The putVal() method is a bit too much source code, so I won’t post 😬 here.

The get process

The get(key) method calls getNode() to get the corresponding Node and return value.

// HashMap.class
public V get(Object key) {
    Node<K,V> e;
    return (e = getNode(hash(key), key)) == null ? null : e.value;
}
Copy the code

The procedure for getNode(hash,key) is as follows:

  • Calculating the indexiAnd getiThe first element of the positionfirst. If the hash table is empty orfirstIf null, returnsnull.
  • iffirstIs the element node to be found, and returnsfirst.
  • iffirstTreeNodeType, callgetTreeNode(hash, key)Look it up in the red-black tree structure
  • iffirstNodeType, order to traverse the list to find
  • (No return foundnull)

If the value of the key is equal, return the value of the key directly. If it is not first, determine whether it is a red-black tree structure. If so, call getTreeNode() of the red-black tree to query if it is not a red-black tree structure.

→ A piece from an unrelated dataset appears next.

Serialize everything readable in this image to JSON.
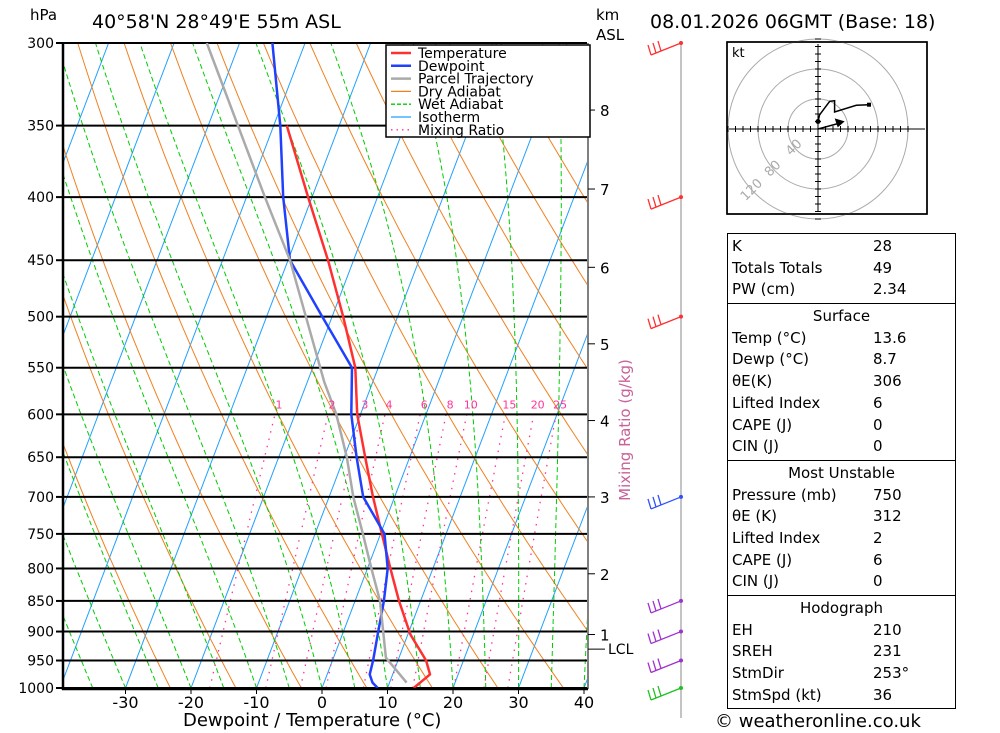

The list is iterated from first until the element corresponding to the key is found, or null is returned.

The change of the HashMap

Changes to the storage structure

JDK8 starts using array + list + red-black tree structure instead of array + list.

Changes in the way linked lists are inserted

When JDK8 starts to collide, linked lists use tail inserts instead of head inserts.

Header insertion in a multithreaded environment can cause linked list loops and data loss problems.

Hash function changes

Hash function before JDK8:

final int hash(Object k) {
    int h = hashSeed;
    if (0! = h && kinstanceof String) {
        return sun.misc.Hashing.stringHash32((String) k);
    }

    h ^= k.hashCode();
    h ^= (h >>> 20) ^ (h >>> 12);
    return h ^ (h >>> 7) ^ (h >>> 4);
}
Copy the code

Hash function to start using in JDK8:

static final int hash(Object key) {
    int h;
    return (key == null)?0 : (h = key.hashCode()) ^ (h >>> 16);
}
Copy the code

Changes in index calculations

The indexFor() method is called in JDK8 to calculate an indexFor a key:

// <= JDK7 index calculation
static int indexFor(int h, int length) {
    return h & (length-1);
}
Copy the code

This is essentially a mod to length.

In JDK8, hash(key) and oldCap are used to determine expansion directly.

Traverse elements

Use EntrySet to get a collection of key-value pairs. Entry is an interface used to describe key-value pairs in a Map, and Node and TreeNode are its implementation classes.

(if you use a for loop) you must use an enhanced for loop to get the key-value pairs correctly:

// Iterate over the HashMap with the increment for loop
for(Map.Entry<Integer,String> entry : map.entrySet()){
    System.out.println(entry.getKey());
    System.out.println(entry.getValue());
}
Copy the code

An enhancement loop is just a syntactic sugar that is essentially implemented using iterators, such as the following iterators in a HashMap:

  • HashIteratorIterator parent class, which provides a default implementation and has the following three subclasses
  • EntryIterator: Iterator to traverse Entry, corresponding toEntrySet
  • KeyIterator: iterator to traverse key
  • ValueIterator: iterator over value

Iterator can also be used to iterate over all elements, which is obtained through the entryset.iterator () method:

// use iterators to traverse
Iterator<Map.Entry<Integer, String>> iterator = map.entrySet().iterator();
while (iterator.hasNext()){
    Map.Entry<Integer, String> next = iterator.next();
    System.out.println(next.getKey());
    System.out.println(next.getValue());
}
Copy the code

To remove elements during iterator traversal, use the iterator’s own remove() method instead of the HashMap’s remove() method.

Similarly, KeySet and KeyIterator and Values and ValueIterator can be used to iterate over keys and Values, respectively.